Last week, more than 2,200 physicians announced their support for a proposal for a single-payer national health program (NHP); a related editorial was published in the American Journal of Public Health.
The doctors appear to be fed up with the current healthcare system. “Caring relationships are increasingly taking a back seat to the financial prerogatives of insurance firms, corporate providers, and Big Pharma,” Dr. Adam Gaffney, a Boston-based pulmonary disease and critical care specialist and lead author of the editorial, said in a press release. “Our patients are suffering and our profession is being degraded and disfigured by these mercenary interests.”
The NHP would be funded by combining current government health expenditures into a single fund; it would also require a tax increase, which the doctors say will “be fully offset by reductions in premiums and out-of-pocket spending.”
The proposal estimates that the NHP would save around $15 billion annually by cutting administrative costs.
Details of the NHP
Highlights of the NHP proposal include the following:
- All residents of the U.S. would be covered for all necessary medical care, regardless of immigration status.
- Coverage would include inpatient and outpatient care, rehabilitation services, mental health services, long-term care, dental care and prescription drugs.
- Patients could choose to go to any hospital or doctor.
- Premiums, co-pays, deductibles, and co-insurance would be eliminated.
- Medical bills for covered services would be eliminated for U.S. residents.
- Most hospitals and clinics would remain privately owned and operated; they would receive a budget from the NHP to cover all operating costs.
- Physicians could continue to practice on a fee-for-service basis, or receive salaries from group practices, hospitals, or clinics.
Medicare for All
Democratic presidential candidate Bernie Sanders (I-VT) has also developed a proposal for a single-payer plan, which has been dubbed Medicare for All. Under this system, all US citizens would be automatically enrolled into Medicare.
The program would be financed by various tax revenues, credits and subsidies.
According to the Medicare for All website, the plan will cost more than $6 trillion less than the current healthcare system over the next 10 years.
Under the plan:
- Patients could choose to go to any hospital or doctor.
- Premiums, co-pays and deductibles would be eliminated.

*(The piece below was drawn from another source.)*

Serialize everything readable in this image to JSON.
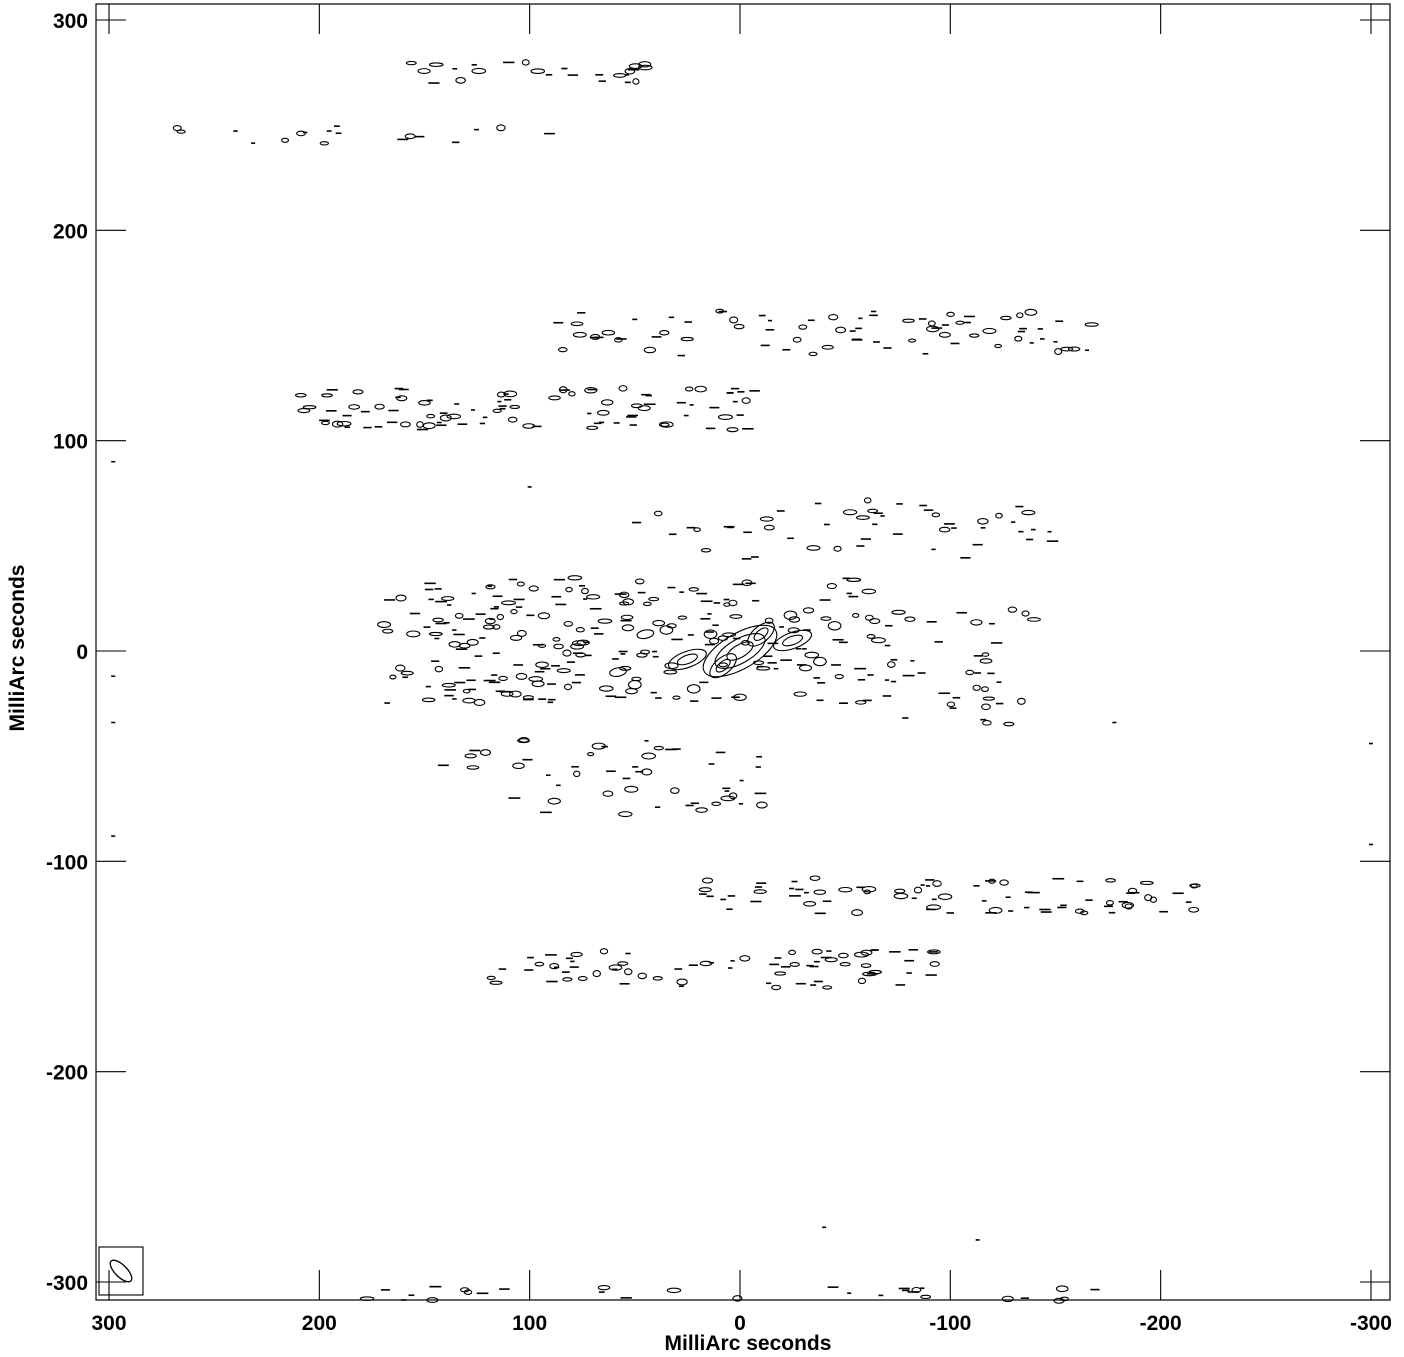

- Coverage would include inpatient and outpatient care; preventive care; emergency care; primary care; long-term and palliative care; vision, hearing and oral health care; mental health and substance abuse services, prescription medications and medical equipment, supplies, diagnostics and treatments.
However, a new report from Urban Institute's Health Policy Center from this week estimated Sanders' (I-VT) single-payer plan would increase federal spending $32 trillion over the next 10 years - much more than the $13.8 trillion he said his plan would cost and the $15.3 trillion in new revenue he estimated it would raise. This would leave a $16.6 trillion hole the government would need to pay for the single-payer plan, according to the study.
Possible hurdles to a single-payer system
In an article for Vox, Harold Pollack, a liberal healthcare policy expert at the University of Chicago, said: “Single-payer would require a serious rewrite of state and federal relations in Medicaid and in many other matters.” Pollack also said converting to a single-payer system would require complex negotiations to transition people from employer-based coverage.
Additionally, most of the healthcare industry would undoubtedly put up a fight against any single-payer proposal. “The entire supply side of the medical economy would be opposed to efforts to increase the bargaining power of the government and to set prices and terms of care,” Pollack, told Modern Healthcare.
Will Colorado lead the way for the rest of the US?
In November, voters in Colorado will consider a ballot measure to implement a single-payer system called ColoradoCare. If it passes, a national debate on universal health coverage for all will likely follow.